“Why, Tom,” exclaimed the observant Dorothy, “I thought you had four stripes and Ralph had a clean sleeve; how is this? Ralph seems to have the four stripes and you haven’t anything.”
Bollup colored and looked uneasy but was saved by Ralph.
“Why, Dorothy,” he quickly said, “you know what great friends Tom and I are; well, he’s generous, and one time, much to my surprise, he handed them over to me. I guess he got tired of them and thought I might like to have them for a while.”
“Well, I should have thought you wouldn’t have taken more than two of them,” pouted Dorothy; “I think you were greedy.”
Mrs.
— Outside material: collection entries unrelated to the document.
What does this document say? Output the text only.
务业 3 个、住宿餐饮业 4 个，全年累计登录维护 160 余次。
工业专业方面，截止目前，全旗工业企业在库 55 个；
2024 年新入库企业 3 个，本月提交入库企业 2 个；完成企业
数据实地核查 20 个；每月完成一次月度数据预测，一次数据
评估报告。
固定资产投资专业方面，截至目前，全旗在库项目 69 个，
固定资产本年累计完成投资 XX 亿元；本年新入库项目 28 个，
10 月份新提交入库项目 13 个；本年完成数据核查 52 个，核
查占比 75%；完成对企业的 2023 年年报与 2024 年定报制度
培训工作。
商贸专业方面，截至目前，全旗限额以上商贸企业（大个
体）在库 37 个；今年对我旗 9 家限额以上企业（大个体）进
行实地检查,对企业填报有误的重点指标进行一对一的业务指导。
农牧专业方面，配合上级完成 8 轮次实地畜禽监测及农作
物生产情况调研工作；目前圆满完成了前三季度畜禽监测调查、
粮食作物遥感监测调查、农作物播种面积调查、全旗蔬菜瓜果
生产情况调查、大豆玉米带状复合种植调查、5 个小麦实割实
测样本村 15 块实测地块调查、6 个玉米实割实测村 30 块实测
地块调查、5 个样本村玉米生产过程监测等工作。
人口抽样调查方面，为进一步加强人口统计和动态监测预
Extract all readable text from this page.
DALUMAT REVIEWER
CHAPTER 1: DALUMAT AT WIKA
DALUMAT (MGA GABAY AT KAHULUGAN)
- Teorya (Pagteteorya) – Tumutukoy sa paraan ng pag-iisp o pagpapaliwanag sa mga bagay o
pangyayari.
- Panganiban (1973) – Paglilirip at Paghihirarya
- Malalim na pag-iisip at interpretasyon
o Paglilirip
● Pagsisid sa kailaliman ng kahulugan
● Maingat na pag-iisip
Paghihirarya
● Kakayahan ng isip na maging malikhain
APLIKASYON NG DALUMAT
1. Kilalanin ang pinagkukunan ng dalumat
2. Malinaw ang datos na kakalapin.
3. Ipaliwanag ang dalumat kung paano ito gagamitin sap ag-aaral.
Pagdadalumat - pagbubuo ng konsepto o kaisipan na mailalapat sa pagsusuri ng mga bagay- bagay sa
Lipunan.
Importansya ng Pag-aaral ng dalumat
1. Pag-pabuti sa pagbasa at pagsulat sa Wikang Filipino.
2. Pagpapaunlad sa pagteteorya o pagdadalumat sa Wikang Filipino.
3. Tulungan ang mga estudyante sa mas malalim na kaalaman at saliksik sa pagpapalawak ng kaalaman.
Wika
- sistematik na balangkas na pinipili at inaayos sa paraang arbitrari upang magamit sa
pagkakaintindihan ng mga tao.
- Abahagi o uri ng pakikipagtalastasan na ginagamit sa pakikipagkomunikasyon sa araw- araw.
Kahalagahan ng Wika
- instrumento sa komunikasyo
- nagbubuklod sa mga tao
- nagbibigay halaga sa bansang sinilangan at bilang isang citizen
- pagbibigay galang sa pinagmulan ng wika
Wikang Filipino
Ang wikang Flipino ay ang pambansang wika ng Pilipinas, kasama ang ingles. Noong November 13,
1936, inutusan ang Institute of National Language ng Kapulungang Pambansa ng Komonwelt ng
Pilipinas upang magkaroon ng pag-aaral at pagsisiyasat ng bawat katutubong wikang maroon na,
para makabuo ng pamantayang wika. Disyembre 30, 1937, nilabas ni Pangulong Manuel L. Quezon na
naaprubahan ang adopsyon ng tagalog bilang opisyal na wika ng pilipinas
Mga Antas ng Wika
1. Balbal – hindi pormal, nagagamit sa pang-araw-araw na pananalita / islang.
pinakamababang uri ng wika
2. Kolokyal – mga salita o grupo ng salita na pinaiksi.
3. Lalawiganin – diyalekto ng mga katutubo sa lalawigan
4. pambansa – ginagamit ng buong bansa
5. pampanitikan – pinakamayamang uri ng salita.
Bollup was delighted with this additional evidence of her son’s generosity. “It’s just like Tom,” she said.
Graduation week was and probably always will be, the most glorious period of Ralph Osborn’s life. It takes vicissitudes to enable one to appreciate triumphs, and of both of these Ralph had had full measure. From the depths of anxiety and misfortune he had viewed what he had believed to be unattainable heights of happiness. And now, on the eve of his graduation, he had attained to the pinnacle of all that was possible to a midshipman.
Every day the midshipmen were drilled in one way or another for the Board of Visitors, and every afternoon the battalion was drilled at dress parade. In all of these the cadet lieutenant-commander was a very important figure and Ralph enjoyed this importance.
He acted as the escort of Gladys, both to his class german and to his graduation ball. They were full of excited happiness and I judge had a never ending lot of things to tell one another, though what it was all about I never knew.
Gladys, dressed in white, was to Ralph the most beautiful vision he had ever seen.